Wearing a dark gray suit, white shirt and light blue tie, John G. Roberts Jr. was posing for pictures in the office of Sen. Ron Wyden last week. Asked how he was spending his time in the days before the Senate hearings for his Supreme Court nomination, Roberts caused a bit of a stir.
"I'm trying to get ready for the hearings," he said.
That he uttered even a syllable was surprising, considering he is absolutely not supposed to be speaking to the media. Being a U.S. Supreme Court nominee especially means never having to say anything in public, at least until the confirmation hearings begin Sept. 6.
Buttonholed in a Dirksen Building elevator after spending nearly an hour in a private meeting with Wyden, however, he lived up to his reputation for keeping his cool. A reporter had jumped into the elevator alongside him, an aide and former Tennessee senator Fred Thompson, who had been asked by the Bush administration to help maneuver Roberts through the confirmation process.
So tell me again, judge, how you're spending your time before the hearings?
"I'm studying binders and binders" of material, he said.
"I'm working sometimes at the court and sometimes at home," he continued. Then he joked with a uniformed officer who was also on the elevator. "I thought you were supposed to protect me from things like this." The officer just smiled.
It was the end of the day in a building so deserted that a woman in heels didn't walk down the hall as much as rumble her way past. Roberts had just spent nearly an hour with Wyden, discussing issues ranging from the Terri Schiavo case to Roe v. Wade, Wyden later told reporters. It was Roberts's 45th such meeting. By the end of last week he had clocked 48 meetings with senators, the White House said.
Meetings and studying cases is how he's spending most of his time -- and trying to keep up with his kids, those around him say. Other than that, not much in the routine has changed -- including church on Sunday.
"He continues to have breakfast with his children and wife," said Dana M. Perino, a White House deputy press secretary. "They have dinner together as a family. . . . And he reads to [his children] each night before they go to sleep." She had just spoken to Jane Roberts at work, Perino said.
"When John's not working right now, his life is no different than it was two months ago: Everything revolves around the children," said Richard J. Lazarus, a Georgetown law professor who is Roberts's former Capitol Hill roommate and a close friend.
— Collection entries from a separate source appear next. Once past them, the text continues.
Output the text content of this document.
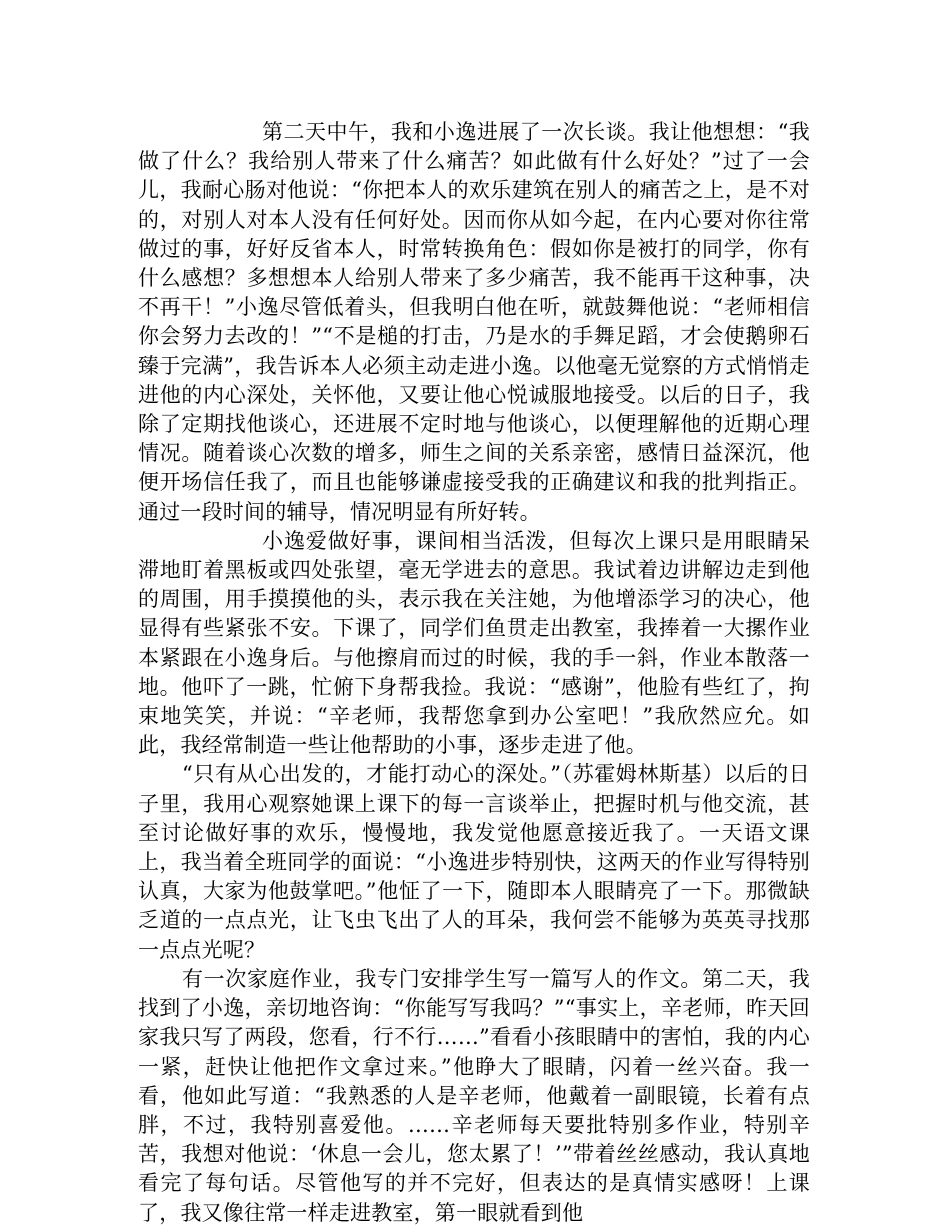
第二天中午，我和小逸进展了一次长谈。我让他想想：“我做了什么？我给别人带来了什么痛苦？如此做有什么好处？”过了一会儿，我耐心肠对他说：“你把本人的欢乐建筑在别人的痛苦之上，是不对的，对别人对本人没有任何好处。因而你从如今起，在内心要对你往常做过的事，好好反省本人，时常转换角色：假如你是被打的同学，你有什么感想？多想想本人给别人带来了多少痛苦，我不能再干这种事，决不再干！”小逸尽管低着头，但我明白他在听，就鼓舞他说：“老师相信你会努力去改的！”“不是槌的打击，乃是水的手舞足蹈，才会使鹅卵石臻于完满”，我告诉本人必须主动走进小逸。以他毫无觉察的方式悄悄走进他的内心深处，关怀他，又要让他心悦诚服地接受。以后的日子，我除了定期找他谈心，还进展不定时地与他谈心，以便理解他的近期心理情况。随着谈心次数的增多，师生之间的关系亲密，感情日益深沉，他便开场信任我了，而且也能够谦虚接受我的正确建议和我的批判指正。通过一段时间的辅导，情况明显有所好转。

小逸爱做好事，课间相当活泼，但每次上课只是用眼睛呆滞地盯着黑板或四处张望，毫无学进去的意思。我试着边讲解边走到他的周围，用手摸摸他的头，表示我在关注她，为他增添学习的决心，他显得有些紧张不安。下课了，同学们鱼贯走出教室，我捧着一大摞作业本紧跟在小逸身后。与他擦肩而过的时候，我的手一斜，作业本散落一地。他吓了一跳，忙俯下身帮我捡。我说：“感谢”，他脸有些红了，拘束地笑笑，并说：“辛老师，我帮您拿到办公室吧！”我欣然应允。如此，我经常制造一些让他帮助的小事，逐步走进了他。

“只有从心出发的，才能打动心的深处。”（苏霍姆林斯基）以后的日子里，我用心观察她课上课下的每一言谈举止，把握时机与他交流，甚至讨论做好事的欢乐，慢慢地，我发觉他愿意接近我了。一天语文课上，我当着全班同学的面说：“小逸进步特别快，这两天的作业写得特别认真，大家为他鼓掌吧。”他怔了一下，随即本人眼睛亮了一下。那微缺乏道的一点点光，让飞虫飞出了人的耳朵，我何尝不能够为英英寻找那一点点光呢？

有一次家庭作业，我专门安排学生写一篇写人的作文。第二天，我找到了小逸，亲切地咨询：“你能写写我吗？”“事实上，辛老师，昨天回家我只写了两段，您看，行不行……”看看小孩眼睛中的害怕，我的内心一紧，赶快让他把作文拿过来。”他睁大了眼睛，闪着一丝兴奋。我一看，他如此写道：“我熟悉的人是辛老师，他戴着一副眼镜，长着有点胖，不过，我特别喜爱他。……辛老师每天要批特别多作业，特别辛苦，我想对他说：‘休息一会儿，您太累了！’”带着丝丝感动，我认真地看完了每句话。尽管他写的并不完好，但表达的是真情实感呀！上课了，我又像往常一样走进教室，第一眼就看到他
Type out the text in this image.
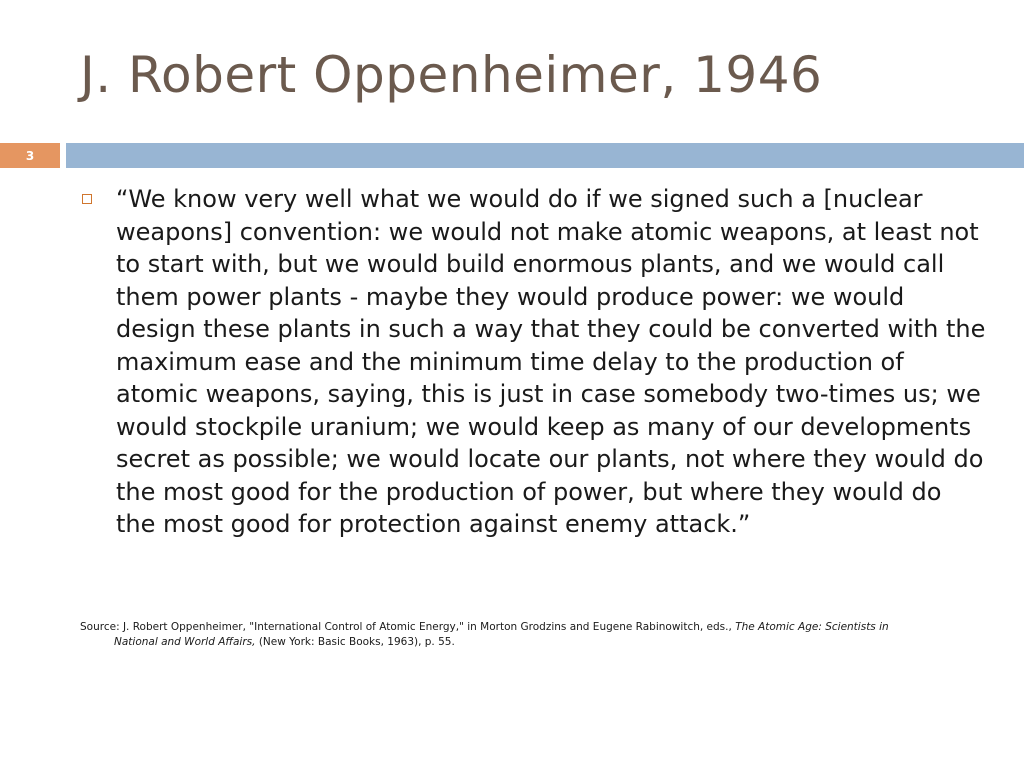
J. Robert Oppenheimer, 1946
3

“We know very well what we would do if we signed such a [nuclear weapons] convention: we would not make atomic weapons, at least not to start with, but we would build enormous plants, and we would call them power plants - maybe they would produce power: we would design these plants in such a way that they could be converted with the maximum ease and the minimum time delay to the production of atomic weapons, saying, this is just in case somebody two-times us; we would stockpile uranium; we would keep as many of our developments secret as possible; we would locate our plants, not where they would do the most good for the production of power, but where they would do the most good for protection against enemy attack.”

Source: J. Robert Oppenheimer, "International Control of Atomic Energy," in Morton Grodzins and Eugene Rabinowitch, eds., The Atomic Age: Scientists in
National and World Affairs, (New York: Basic Books, 1963), p. 55.
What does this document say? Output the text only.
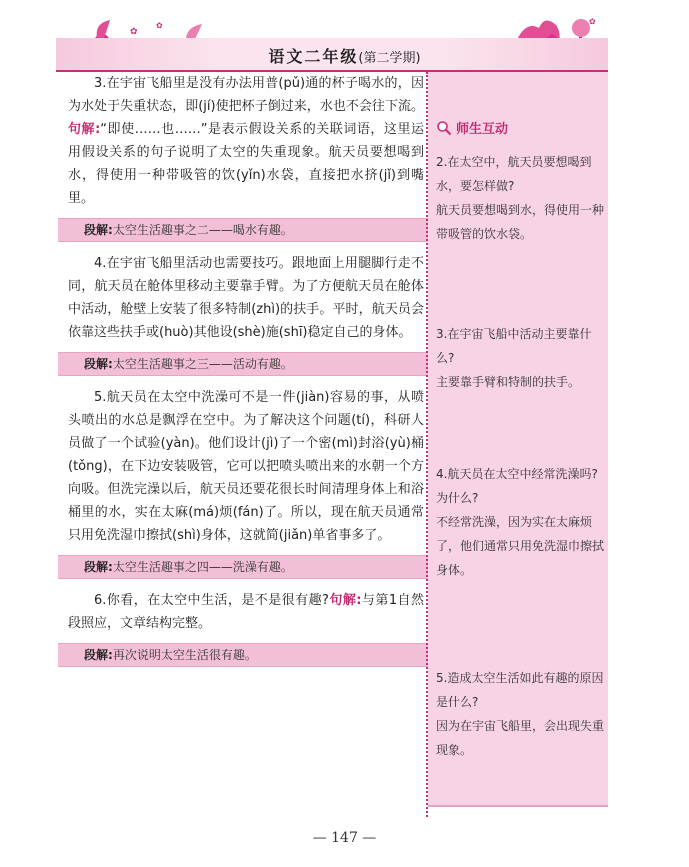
✿
✿	✿
语文二年级(第二学期)

3.在宇宙飞船里是没有办法用普(pǔ)通的杯子喝水的，因为水处于失重状态，即(jí)使把杯子倒过来，水也不会往下流。句解:“即使……也……”是表示假设关系的关联词语，这里运用假设关系的句子说明了太空的失重现象。航天员要想喝到水，得使用一种带吸管的饮(yǐn)水袋，直接把水挤(jǐ)到嘴里。

段解:太空生活趣事之二——喝水有趣。

4.在宇宙飞船里活动也需要技巧。跟地面上用腿脚行走不同，航天员在舱体里移动主要靠手臂。为了方便航天员在舱体中活动，舱壁上安装了很多特制(zhì)的扶手。平时，航天员会依靠这些扶手或(huò)其他设(shè)施(shī)稳定自己的身体。

段解:太空生活趣事之三——活动有趣。

5.航天员在太空中洗澡可不是一件(jiàn)容易的事，从喷头喷出的水总是飘浮在空中。为了解决这个问题(tí)，科研人员做了一个试验(yàn)。他们设计(jì)了一个密(mì)封浴(yù)桶(tǒng)，在下边安装吸管，它可以把喷头喷出来的水朝一个方向吸。但洗完澡以后，航天员还要花很长时间清理身体上和浴桶里的水，实在太麻(má)烦(fán)了。所以，现在航天员通常只用免洗湿巾擦拭(shì)身体，这就简(jiǎn)单省事多了。

段解:太空生活趣事之四——洗澡有趣。

6.你看，在太空中生活，是不是很有趣?句解:与第1自然段照应，文章结构完整。

段解:再次说明太空生活很有趣。
师生互动

2.在太空中，航天员要想喝到水，要怎样做?

航天员要想喝到水，得使用一种带吸管的饮水袋。

3.在宇宙飞船中活动主要靠什么?

主要靠手臂和特制的扶手。

4.航天员在太空中经常洗澡吗? 为什么?

不经常洗澡，因为实在太麻烦了，他们通常只用免洗湿巾擦拭身体。

5.造成太空生活如此有趣的原因是什么?

因为在宇宙飞船里，会出现失重现象。

— 147 —
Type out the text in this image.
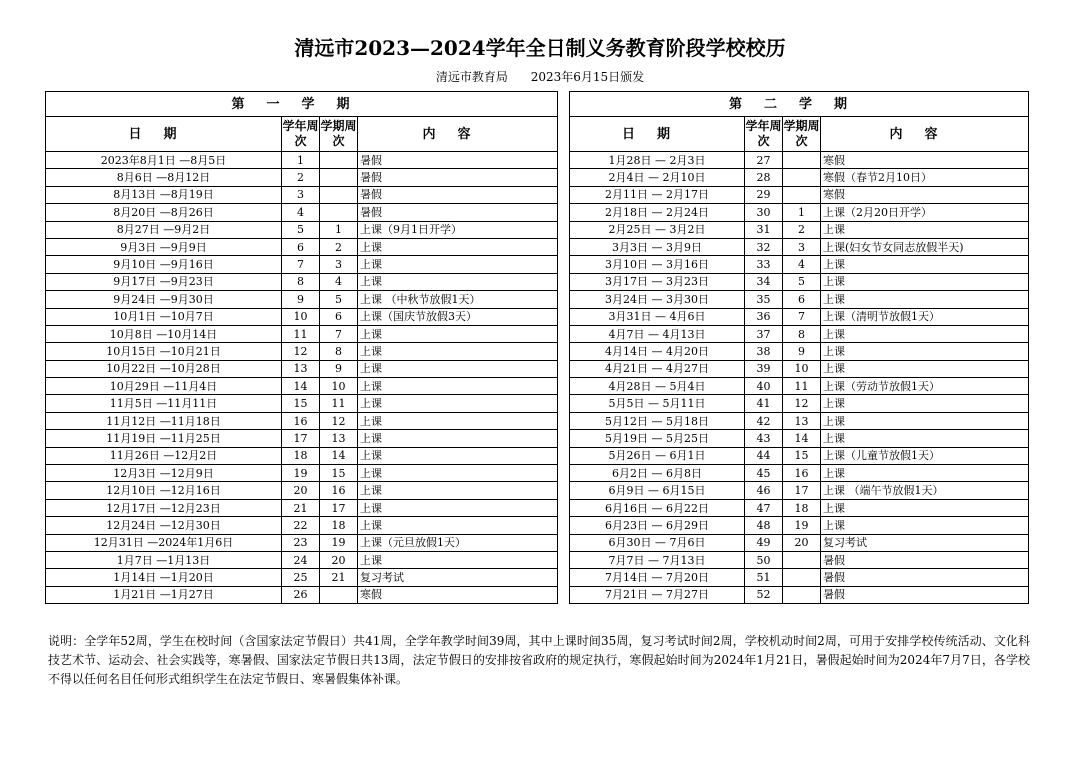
清远市2023—2024学年全日制义务教育阶段学校校历
清远市教育局 2023年6月15日颁发
第一学期					第二学期			
日期	学年周次	学期周次	内容		日期	学年周次	学期周次	内容
2023年8月1日 —8月5日	1		暑假		1月28日 — 2月3日	27		寒假
8月6日 —8月12日	2		暑假		2月4日 — 2月10日	28		寒假（春节2月10日）
8月13日 —8月19日	3		暑假		2月11日 — 2月17日	29		寒假
8月20日 —8月26日	4		暑假		2月18日 — 2月24日	30	1	上课（2月20日开学）
8月27日 —9月2日	5	1	上课（9月1日开学）		2月25日 — 3月2日	31	2	上课
9月3日 —9月9日	6	2	上课		3月3日 — 3月9日	32	3	上课(妇女节女同志放假半天)
9月10日 —9月16日	7	3	上课		3月10日 — 3月16日	33	4	上课
9月17日 —9月23日	8	4	上课		3月17日 — 3月23日	34	5	上课
9月24日 —9月30日	9	5	上课 （中秋节放假1天）		3月24日 — 3月30日	35	6	上课
10月1日 —10月7日	10	6	上课（国庆节放假3天）		3月31日 — 4月6日	36	7	上课（清明节放假1天）
10月8日 —10月14日	11	7	上课		4月7日 — 4月13日	37	8	上课
10月15日 —10月21日	12	8	上课		4月14日 — 4月20日	38	9	上课
10月22日 —10月28日	13	9	上课		4月21日 — 4月27日	39	10	上课
10月29日 —11月4日	14	10	上课		4月28日 — 5月4日	40	11	上课（劳动节放假1天）
11月5日 —11月11日	15	11	上课		5月5日 — 5月11日	41	12	上课
11月12日 —11月18日	16	12	上课		5月12日 — 5月18日	42	13	上课
11月19日 —11月25日	17	13	上课		5月19日 — 5月25日	43	14	上课
11月26日 —12月2日	18	14	上课		5月26日 — 6月1日	44	15	上课（儿童节放假1天）
12月3日 —12月9日	19	15	上课		6月2日 — 6月8日	45	16	上课
12月10日 —12月16日	20	16	上课		6月9日 — 6月15日	46	17	上课 （端午节放假1天）
12月17日 —12月23日	21	17	上课		6月16日 — 6月22日	47	18	上课
12月24日 —12月30日	22	18	上课		6月23日 — 6月29日	48	19	上课
12月31日 —2024年1月6日	23	19	上课（元旦放假1天）		6月30日 — 7月6日	49	20	复习考试
1月7日 —1月13日	24	20	上课		7月7日 — 7月13日	50		暑假
1月14日 —1月20日	25	21	复习考试		7月14日 — 7月20日	51		暑假
1月21日 —1月27日	26		寒假		7月21日 — 7月27日	52		暑假
说明：全学年52周，学生在校时间（含国家法定节假日）共41周，全学年教学时间39周，其中上课时间35周，复习考试时间2周，学校机动时间2周，可用于安排学校传统活动、文化科技艺术节、运动会、社会实践等，寒暑假、国家法定节假日共13周，法定节假日的安排按省政府的规定执行，寒假起始时间为2024年1月21日，暑假起始时间为2024年7月7日，各学校不得以任何名目任何形式组织学生在法定节假日、寒暑假集体补课。
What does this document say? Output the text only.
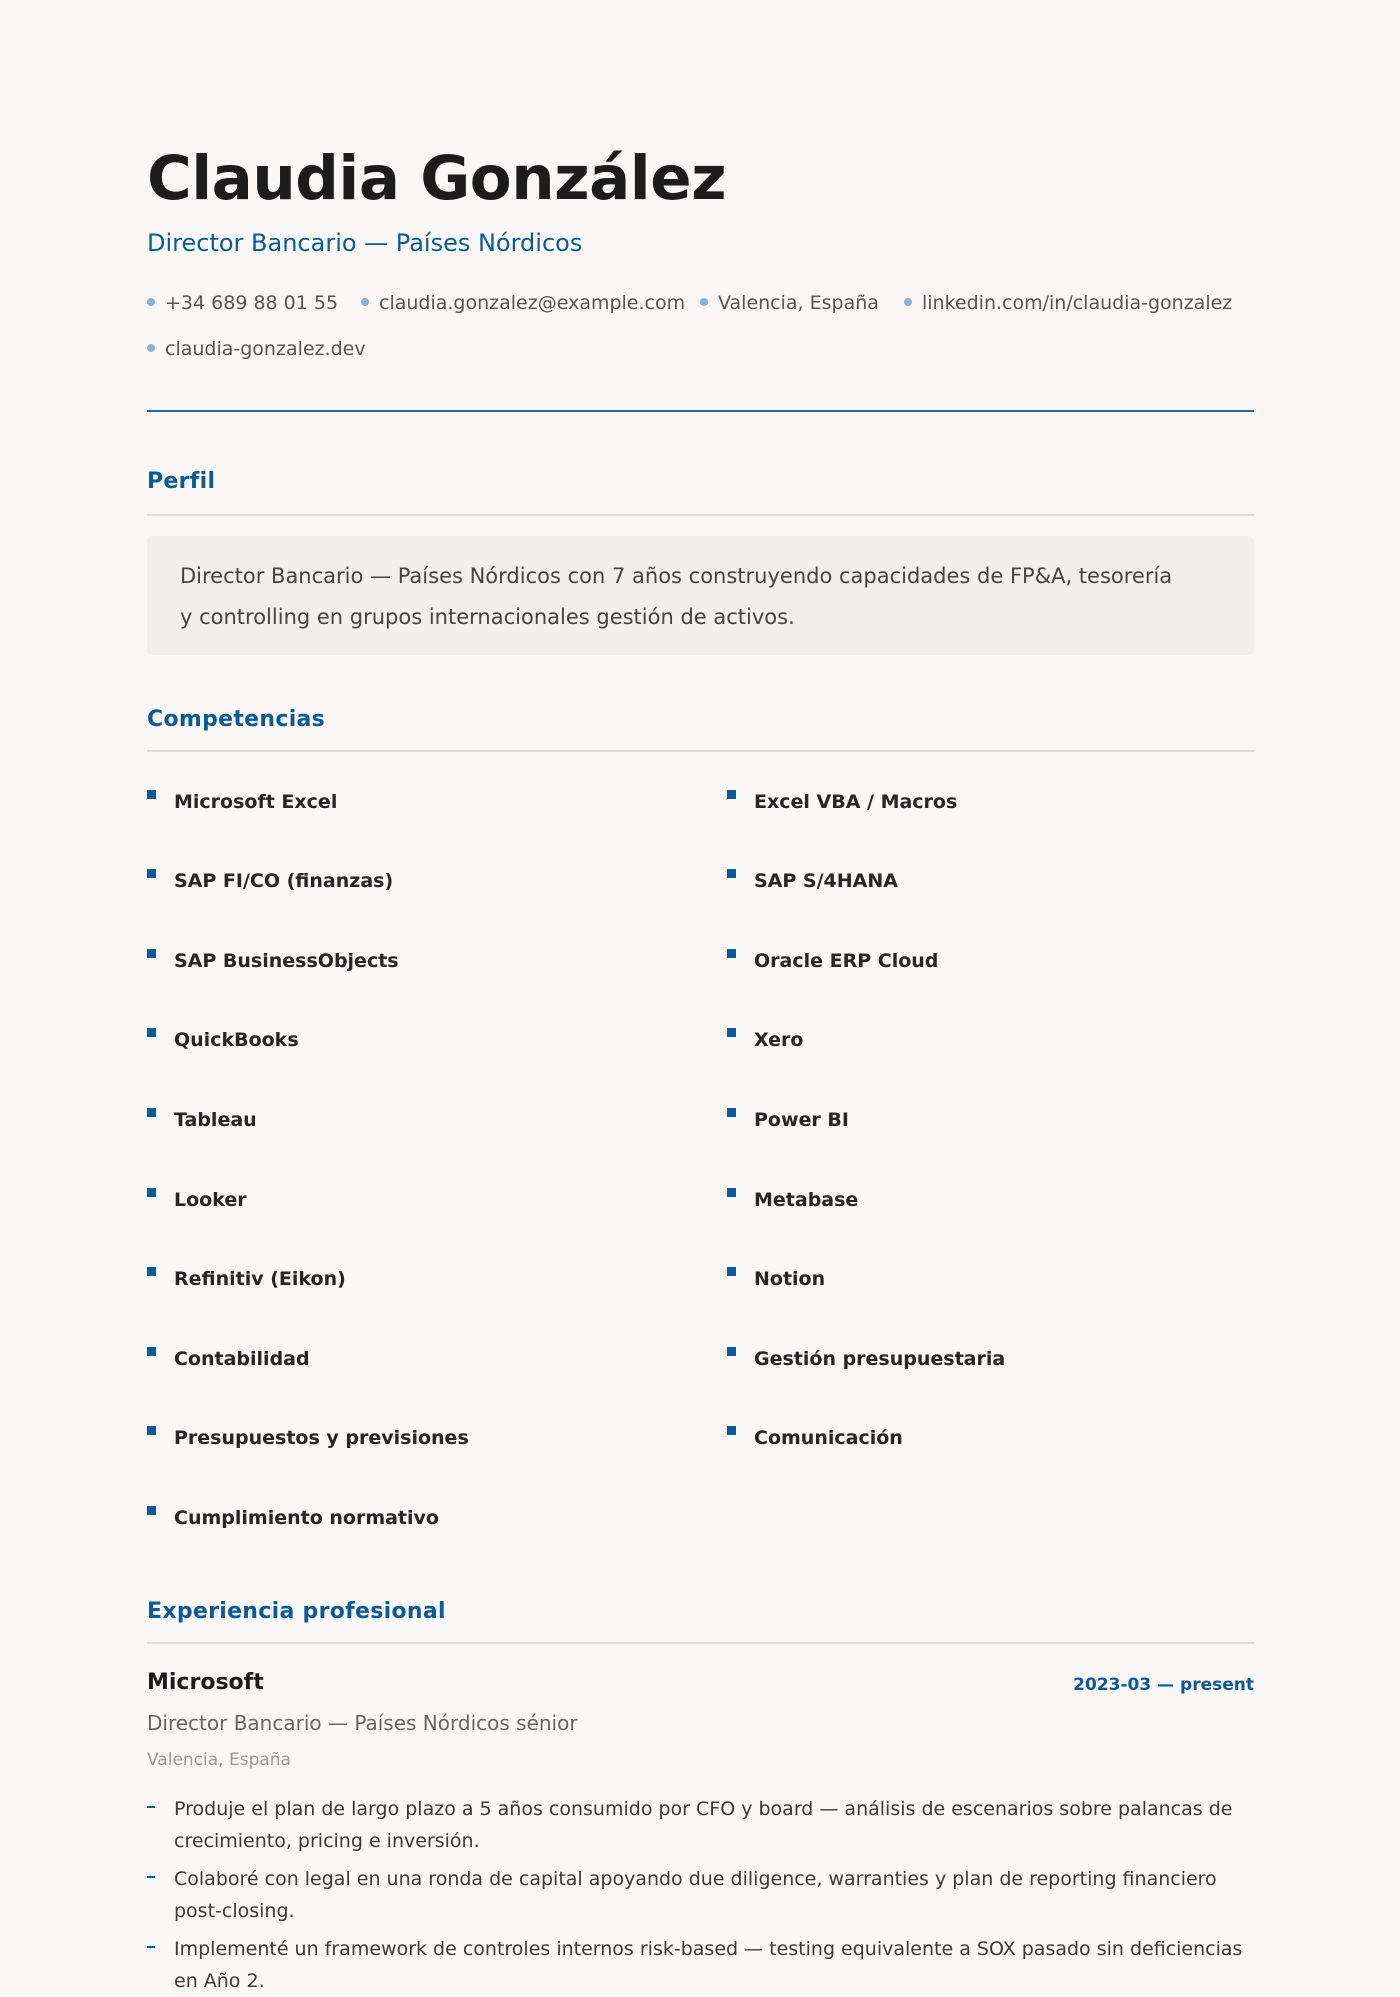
Claudia González
Director Bancario — Países Nórdicos
+34 689 88 01 55	claudia.gonzalez@example.com	Valencia, España	linkedin.com/in/claudia-gonzalez
claudia-gonzalez.dev
Perfil
Director Bancario — Países Nórdicos con 7 años construyendo capacidades de FP&A, tesorería y controlling en grupos internacionales gestión de activos.
Competencias
Microsoft Excel	Excel VBA / Macros
SAP FI/CO (finanzas)	SAP S/4HANA
SAP BusinessObjects	Oracle ERP Cloud
QuickBooks	Xero
Tableau	Power BI
Looker	Metabase
Refinitiv (Eikon)	Notion
Contabilidad	Gestión presupuestaria
Presupuestos y previsiones	Comunicación
Cumplimiento normativo
Experiencia profesional
Microsoft	2023-03 — present
Director Bancario — Países Nórdicos sénior
Valencia, España
Produje el plan de largo plazo a 5 años consumido por CFO y board — análisis de escenarios sobre palancas de crecimiento, pricing e inversión.
Colaboré con legal en una ronda de capital apoyando due diligence, warranties y plan de reporting financiero post-closing.
Implementé un framework de controles internos risk-based — testing equivalente a SOX pasado sin deficiencias en Año 2.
A few weeks before the nomination in mid-June, Lazarus said, Roberts took his two children, Jack, 4, and Josie, 5, on a camping trip with other neighbors. Lazarus and Roberts also took in a Washington Nationals baseball game. It was a rare treat for the two of them, he says.
"He is a 50-year-old father with these two young kids. John's life really changed five years ago," said Lazarus. "He used to play golf a lot. All that stuff really stopped when he became a father. And unlike the rest of us who became a father when we were 32, 36, 37 -- he and Jane became parents in their mid-forties."
"I get the sense that he's getting up earlier and going to bed a little later" these days, he added.
There have been recent sightings of Roberts at the E. Barrett Prettyman Courthouse, on Constitution Avenue, which houses the U.S. Court of Appeals for the District of Columbia Circuit, where Roberts has sat on the bench for two years.
Following orders not to speak with media, his secretary would not comment on the judge's routine, but security guards and cafeteria workers say they've seen Roberts around lately.
"Sure, I see him," said one guard, seemingly a little surprised at the question. "I saw him in the cafeteria recently. He eats like everyone else does."
Said another guard, "He's one of the nicest judges we've got. . . . He's been groomed since birth for this job he's up for, and I think he's going to get it."
The cafeteria is in the basement of Prettyman, a room with about 30 white tabletops, neatly arranged red chairs and dark gray carpeting. A small sign on the door warns against taking trays from the dining area. Wednesday morning about 10, Judge Janice Rogers Brown, fresh from her own controversial confirmation process for a seat on the D.C. Circuit Court, was one of the few trickling in to grab breakfast. "I'm just glad it's over," she said, then hurried on her way.
Milagro Martinez, 28, has worked in the cafeteria for two years. With a co-worker translating for her, she said she sees him on occasion. "Not all the time, but sometimes." He orders a bagel and cream cheese or an omelet, she said. "He's polite."
As he stepped out of the Dirksen Building Tuesday, Roberts listened as a reporter continued firing questions. Finally, Thompson intervened.
"You're going to get the judge in trouble," Thompson said. "He's not supposed to be talking."
Roberts said, smiling, "I think he just told me I'm not supposed to be talking."
As they waited for a red light to change at First and C streets NE, a few Capitol Hill workers leaving their offices greeted the nominee. "Good luck," said one man, shaking Roberts's hand.
There was no traffic in sight, which made the red light seem to go on forever.
Roberts decided he had one last comment.
"Notice," he joked, "I'm obeying the law."